“Who is your emergency contact?”
For the first time in ten years, I couldn’t list the person who had been my partner.
Writing my parents’ number on the form brought up subconscious fears, some of which involved too many cats and the words ‘Old Maid’.
Becoming single again has brought many firsts.
First time being single as a self employed person with a TBI. First time making a conscious effort to maintain a positive connection with a former partner. First time viewing the process as initiation rather than a measure of self worth. The emergency contact incident has been put into perspective as weeks of self care have helped me create a foundation for a new life.
If you find yourself newly single, here are a few things that made a difference for me, and may be helpful to you.
Cry Yourself Snotty
No one said healing was pretty, but among all the contributors to climate change, used tissues rank low on the list, so let loose. If you can’t express your grief openly all the time, that is understandable, but make space to cry powerfully.
Connect with your people. I am immensely grateful for the friends and family who checked in, reached out, broke bread, and listened, without judgment. Feeling the love and support of those around me was incredible. Connect with others and let them hold space for you. Be mindful, however, of the nature of your connection. It was important to me to connect with others around my pain, my fear, my grief, without descending into man bashing or former partner bashing.
Relationships serve significant purposes, regardless of how long they last, whether they end in marriage etc. Decide what boundaries you need, regardless of factors like guilt, longing etc. Respect the boundaries of your former partner. We didn’t speak for about a month, and then, gradually increased contact, mostly around practical matters. We now talk regularly on the phone. This is not a forum for challenging each other’s boundaries or trying to influence each others’ decisions regarding the relationship.

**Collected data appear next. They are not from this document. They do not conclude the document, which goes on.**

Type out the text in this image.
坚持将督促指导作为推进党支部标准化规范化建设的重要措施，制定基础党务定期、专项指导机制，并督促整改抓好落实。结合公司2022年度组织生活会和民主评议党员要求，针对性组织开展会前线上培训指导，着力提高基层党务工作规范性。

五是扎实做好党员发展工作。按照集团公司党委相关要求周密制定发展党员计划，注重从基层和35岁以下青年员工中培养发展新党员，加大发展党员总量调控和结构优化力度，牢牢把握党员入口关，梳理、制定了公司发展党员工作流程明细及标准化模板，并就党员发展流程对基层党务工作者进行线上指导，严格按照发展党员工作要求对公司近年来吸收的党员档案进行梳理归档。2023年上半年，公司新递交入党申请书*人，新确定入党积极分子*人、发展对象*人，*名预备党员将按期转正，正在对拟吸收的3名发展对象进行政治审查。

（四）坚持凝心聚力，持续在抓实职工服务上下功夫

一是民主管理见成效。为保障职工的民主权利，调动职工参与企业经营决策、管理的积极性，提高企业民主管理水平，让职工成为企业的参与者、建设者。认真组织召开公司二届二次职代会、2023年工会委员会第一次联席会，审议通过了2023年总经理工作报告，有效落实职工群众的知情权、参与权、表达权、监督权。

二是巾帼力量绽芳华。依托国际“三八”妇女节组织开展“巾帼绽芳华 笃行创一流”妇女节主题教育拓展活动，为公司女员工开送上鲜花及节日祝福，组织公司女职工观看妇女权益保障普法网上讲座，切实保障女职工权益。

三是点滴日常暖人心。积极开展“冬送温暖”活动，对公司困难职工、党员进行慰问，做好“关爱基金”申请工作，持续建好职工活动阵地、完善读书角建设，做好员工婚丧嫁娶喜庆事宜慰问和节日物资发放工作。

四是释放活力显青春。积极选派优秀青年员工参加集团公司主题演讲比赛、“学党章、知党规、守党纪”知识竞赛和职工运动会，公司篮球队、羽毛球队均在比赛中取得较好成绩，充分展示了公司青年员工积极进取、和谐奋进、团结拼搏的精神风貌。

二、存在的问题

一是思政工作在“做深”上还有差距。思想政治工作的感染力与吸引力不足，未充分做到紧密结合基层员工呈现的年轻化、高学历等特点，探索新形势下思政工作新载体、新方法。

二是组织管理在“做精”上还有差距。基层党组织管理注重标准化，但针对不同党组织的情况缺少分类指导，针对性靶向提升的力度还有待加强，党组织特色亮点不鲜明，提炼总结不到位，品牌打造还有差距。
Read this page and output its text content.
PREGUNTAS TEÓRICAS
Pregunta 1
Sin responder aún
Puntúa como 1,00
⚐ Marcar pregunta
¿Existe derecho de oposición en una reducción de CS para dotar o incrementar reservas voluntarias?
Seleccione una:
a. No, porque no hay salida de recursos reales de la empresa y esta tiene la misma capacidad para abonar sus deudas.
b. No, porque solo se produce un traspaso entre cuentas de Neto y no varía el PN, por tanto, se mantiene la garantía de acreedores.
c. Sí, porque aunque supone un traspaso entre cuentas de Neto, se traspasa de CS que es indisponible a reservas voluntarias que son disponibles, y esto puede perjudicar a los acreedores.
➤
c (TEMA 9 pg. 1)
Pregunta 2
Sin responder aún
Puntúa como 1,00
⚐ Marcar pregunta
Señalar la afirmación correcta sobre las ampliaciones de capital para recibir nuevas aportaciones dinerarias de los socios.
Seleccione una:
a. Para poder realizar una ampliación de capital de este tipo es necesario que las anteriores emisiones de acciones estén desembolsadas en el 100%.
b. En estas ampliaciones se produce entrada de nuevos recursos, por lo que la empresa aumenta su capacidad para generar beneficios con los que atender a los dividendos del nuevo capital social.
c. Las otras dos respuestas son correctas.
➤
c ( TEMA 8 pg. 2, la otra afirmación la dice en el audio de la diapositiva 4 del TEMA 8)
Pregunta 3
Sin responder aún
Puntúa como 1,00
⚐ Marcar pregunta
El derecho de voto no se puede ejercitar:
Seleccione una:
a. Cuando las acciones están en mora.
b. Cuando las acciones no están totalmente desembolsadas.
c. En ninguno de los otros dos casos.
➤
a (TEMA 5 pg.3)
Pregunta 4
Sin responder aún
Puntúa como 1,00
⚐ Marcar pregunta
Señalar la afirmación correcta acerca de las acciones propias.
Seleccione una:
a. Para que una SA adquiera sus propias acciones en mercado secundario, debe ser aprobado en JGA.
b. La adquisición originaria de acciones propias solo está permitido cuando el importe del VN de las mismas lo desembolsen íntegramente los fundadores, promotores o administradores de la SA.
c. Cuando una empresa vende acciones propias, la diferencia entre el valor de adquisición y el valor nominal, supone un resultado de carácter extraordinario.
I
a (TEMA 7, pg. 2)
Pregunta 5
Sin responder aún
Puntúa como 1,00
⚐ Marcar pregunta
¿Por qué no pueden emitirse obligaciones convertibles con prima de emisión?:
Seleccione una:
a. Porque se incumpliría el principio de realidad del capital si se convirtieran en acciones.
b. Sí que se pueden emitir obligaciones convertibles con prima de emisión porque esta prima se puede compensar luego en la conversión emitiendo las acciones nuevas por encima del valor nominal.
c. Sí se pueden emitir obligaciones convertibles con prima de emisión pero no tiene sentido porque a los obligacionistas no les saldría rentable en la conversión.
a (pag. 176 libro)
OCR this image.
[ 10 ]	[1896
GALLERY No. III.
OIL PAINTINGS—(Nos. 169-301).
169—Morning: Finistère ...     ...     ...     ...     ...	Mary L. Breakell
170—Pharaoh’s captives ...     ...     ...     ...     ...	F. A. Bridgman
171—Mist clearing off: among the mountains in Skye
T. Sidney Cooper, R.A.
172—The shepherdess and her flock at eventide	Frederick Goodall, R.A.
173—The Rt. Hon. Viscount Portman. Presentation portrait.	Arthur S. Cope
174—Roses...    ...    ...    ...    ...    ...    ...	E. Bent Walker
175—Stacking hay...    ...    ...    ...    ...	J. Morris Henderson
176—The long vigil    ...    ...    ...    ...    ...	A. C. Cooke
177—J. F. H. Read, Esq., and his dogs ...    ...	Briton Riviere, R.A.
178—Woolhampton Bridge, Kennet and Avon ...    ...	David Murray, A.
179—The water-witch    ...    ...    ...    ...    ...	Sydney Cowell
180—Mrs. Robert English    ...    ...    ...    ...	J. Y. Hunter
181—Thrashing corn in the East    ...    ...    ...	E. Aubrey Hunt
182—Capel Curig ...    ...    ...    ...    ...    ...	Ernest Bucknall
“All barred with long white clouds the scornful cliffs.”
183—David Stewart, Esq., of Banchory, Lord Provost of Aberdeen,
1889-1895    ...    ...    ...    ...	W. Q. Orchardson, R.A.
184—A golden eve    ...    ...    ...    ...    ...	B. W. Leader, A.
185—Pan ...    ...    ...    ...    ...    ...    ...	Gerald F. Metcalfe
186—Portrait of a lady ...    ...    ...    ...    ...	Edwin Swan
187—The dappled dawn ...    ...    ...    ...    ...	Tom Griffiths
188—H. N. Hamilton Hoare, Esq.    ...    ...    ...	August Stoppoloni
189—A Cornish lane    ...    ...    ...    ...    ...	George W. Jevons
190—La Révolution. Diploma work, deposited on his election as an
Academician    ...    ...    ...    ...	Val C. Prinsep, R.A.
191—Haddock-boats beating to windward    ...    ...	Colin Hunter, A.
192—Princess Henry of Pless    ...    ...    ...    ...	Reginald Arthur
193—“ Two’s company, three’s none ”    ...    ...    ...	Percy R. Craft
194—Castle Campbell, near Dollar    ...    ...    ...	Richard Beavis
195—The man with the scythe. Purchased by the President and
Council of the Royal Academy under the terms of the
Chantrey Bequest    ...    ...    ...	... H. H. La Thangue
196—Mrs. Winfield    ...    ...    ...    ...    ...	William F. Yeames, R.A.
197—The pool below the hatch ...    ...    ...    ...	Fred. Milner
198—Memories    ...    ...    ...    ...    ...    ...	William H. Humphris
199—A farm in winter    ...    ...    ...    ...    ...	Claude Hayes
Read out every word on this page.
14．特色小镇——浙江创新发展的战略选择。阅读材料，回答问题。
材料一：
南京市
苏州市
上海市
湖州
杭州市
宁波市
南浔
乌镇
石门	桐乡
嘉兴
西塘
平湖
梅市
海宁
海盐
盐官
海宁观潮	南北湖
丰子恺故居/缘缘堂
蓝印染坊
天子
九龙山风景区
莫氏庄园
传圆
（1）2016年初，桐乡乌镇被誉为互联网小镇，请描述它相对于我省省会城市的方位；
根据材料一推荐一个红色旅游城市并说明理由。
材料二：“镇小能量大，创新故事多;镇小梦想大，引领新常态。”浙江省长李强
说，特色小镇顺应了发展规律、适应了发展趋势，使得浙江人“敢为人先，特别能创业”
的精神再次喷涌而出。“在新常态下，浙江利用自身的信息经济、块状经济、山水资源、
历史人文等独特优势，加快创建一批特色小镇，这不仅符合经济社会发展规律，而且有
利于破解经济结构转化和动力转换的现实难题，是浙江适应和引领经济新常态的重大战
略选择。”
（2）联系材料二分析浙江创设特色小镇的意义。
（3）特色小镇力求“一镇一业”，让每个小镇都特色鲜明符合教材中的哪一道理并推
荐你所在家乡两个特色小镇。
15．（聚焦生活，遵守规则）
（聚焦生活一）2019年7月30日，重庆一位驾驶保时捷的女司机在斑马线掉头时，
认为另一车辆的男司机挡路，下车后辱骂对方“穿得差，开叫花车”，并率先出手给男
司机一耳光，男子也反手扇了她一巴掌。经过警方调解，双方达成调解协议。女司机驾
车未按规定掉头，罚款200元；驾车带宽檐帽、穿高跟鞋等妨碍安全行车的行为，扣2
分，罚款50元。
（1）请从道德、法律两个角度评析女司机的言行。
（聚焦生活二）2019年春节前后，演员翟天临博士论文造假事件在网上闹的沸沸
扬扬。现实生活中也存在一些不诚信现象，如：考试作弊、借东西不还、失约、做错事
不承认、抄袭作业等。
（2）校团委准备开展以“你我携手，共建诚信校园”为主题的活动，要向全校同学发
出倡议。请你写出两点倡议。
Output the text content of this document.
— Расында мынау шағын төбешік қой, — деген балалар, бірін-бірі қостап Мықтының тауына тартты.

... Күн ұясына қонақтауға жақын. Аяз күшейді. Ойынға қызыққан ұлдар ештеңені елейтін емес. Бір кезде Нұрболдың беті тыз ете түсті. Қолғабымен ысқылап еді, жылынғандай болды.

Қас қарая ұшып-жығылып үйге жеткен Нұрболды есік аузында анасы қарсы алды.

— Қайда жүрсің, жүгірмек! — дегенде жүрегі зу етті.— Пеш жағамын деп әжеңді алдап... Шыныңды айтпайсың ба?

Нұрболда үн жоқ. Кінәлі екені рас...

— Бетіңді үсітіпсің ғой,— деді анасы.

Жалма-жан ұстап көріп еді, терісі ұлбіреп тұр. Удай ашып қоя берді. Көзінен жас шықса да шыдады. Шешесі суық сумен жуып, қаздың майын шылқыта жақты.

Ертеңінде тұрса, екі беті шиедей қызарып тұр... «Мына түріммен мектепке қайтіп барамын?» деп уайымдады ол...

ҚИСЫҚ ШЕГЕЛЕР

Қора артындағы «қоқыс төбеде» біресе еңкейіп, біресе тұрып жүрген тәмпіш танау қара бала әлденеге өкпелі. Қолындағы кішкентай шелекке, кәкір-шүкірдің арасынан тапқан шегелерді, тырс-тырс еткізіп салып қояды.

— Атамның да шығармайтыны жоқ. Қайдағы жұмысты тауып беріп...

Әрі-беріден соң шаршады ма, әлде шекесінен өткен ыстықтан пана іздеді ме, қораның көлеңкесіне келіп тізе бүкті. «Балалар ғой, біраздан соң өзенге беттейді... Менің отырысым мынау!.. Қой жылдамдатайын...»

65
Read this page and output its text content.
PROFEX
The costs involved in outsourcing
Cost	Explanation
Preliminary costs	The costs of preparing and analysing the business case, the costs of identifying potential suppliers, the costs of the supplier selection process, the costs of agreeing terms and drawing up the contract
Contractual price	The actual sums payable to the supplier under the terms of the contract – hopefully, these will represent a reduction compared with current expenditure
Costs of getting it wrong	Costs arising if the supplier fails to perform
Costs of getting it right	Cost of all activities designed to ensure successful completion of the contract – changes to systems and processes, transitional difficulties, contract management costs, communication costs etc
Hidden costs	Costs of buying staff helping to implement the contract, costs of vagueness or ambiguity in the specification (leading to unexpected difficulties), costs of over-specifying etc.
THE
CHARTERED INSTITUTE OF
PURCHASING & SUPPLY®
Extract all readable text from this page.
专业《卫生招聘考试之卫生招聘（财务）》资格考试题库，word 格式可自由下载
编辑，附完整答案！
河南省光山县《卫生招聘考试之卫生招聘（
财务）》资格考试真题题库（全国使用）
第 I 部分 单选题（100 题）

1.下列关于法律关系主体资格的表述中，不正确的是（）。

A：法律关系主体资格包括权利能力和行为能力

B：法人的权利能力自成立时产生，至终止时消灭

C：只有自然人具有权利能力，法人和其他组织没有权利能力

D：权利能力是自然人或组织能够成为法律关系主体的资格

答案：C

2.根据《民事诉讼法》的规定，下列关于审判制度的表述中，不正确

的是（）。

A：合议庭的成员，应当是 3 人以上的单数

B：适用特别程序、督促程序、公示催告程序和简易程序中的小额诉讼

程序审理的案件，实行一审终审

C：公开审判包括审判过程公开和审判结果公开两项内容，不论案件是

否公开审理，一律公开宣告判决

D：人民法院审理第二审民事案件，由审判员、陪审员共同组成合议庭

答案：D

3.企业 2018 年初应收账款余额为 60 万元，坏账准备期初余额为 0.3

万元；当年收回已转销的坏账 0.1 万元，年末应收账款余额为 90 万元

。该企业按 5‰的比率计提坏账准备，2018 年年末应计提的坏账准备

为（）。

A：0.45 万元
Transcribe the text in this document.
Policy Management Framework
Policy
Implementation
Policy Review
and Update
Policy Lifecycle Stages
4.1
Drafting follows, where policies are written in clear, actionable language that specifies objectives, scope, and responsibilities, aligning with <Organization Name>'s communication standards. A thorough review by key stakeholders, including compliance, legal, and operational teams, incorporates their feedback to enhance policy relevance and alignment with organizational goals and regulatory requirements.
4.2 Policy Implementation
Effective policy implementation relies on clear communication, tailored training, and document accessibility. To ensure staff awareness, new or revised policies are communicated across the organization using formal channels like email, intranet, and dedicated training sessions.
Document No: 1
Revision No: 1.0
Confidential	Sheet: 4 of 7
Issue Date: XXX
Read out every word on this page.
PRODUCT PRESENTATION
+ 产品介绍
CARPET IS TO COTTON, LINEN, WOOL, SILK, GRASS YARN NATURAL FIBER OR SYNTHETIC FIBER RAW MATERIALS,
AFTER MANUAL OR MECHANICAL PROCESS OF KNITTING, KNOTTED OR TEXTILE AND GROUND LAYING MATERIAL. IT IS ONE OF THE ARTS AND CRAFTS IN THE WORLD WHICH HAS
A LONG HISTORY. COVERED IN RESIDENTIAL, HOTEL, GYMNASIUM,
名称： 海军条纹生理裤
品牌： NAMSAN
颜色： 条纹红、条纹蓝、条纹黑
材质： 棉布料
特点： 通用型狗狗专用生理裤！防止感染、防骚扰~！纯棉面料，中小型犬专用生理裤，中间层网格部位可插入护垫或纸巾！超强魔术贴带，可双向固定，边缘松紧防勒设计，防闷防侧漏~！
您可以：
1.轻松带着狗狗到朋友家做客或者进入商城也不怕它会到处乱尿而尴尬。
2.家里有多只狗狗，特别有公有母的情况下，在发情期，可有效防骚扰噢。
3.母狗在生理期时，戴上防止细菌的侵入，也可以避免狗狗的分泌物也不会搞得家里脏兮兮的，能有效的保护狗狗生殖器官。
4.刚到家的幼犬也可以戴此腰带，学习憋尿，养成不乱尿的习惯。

We are continuing to discern new roles in connection to each other. When is it appropriate to reach out for support or assistance, and when is it putting one of us back into an old role?
The breakup occurred shortly before the Great American Eclipse.
I wanted to spend the once in a lifetime event with him.
Until I remembered that our connections span lifetimes.
And it is no longer his job to be the person to spend special once in a lifetime events with. Instead Spirit urged me to use this powerful event to usher in some deeper healing.
As an Intuitive Coach, I am often asked when or if people should contact a former partner. I don’t believe in formulaic answers to this.
It may not be possible for everyone to maintain contact, but it is important to be honest with yourself about your agenda. It may be tempting to pop in to surprise someone at their home or workplace, but it is important to ask “What is the purpose of doing this? Who is this serving?”
As For Facebook
Speaking of boundaries…..
While I have not had this experience, many friends and clients have stories of post breakup Facebook nightmares. With the exception of stalking, harassing, abusive or threatening behavior, when it comes to post breakup social media, the Al Anon slogan applies:
What other people say about me is none of my business.
Before checking his page ask yourself “what purpose is this serving?”
The energy and time spent trying to figure out who that new woman is who popped up on his newsfeed, or in a picture someone uploaded etc. is better spent tending to yourself.
I have heard friends share their salt-on-the-wound experience of seeing online flirtations or passive-aggressive posts. Maybe a jab, a defense, a desire for connection on the part of the other person, in any event one thing is definite- it is out of your control.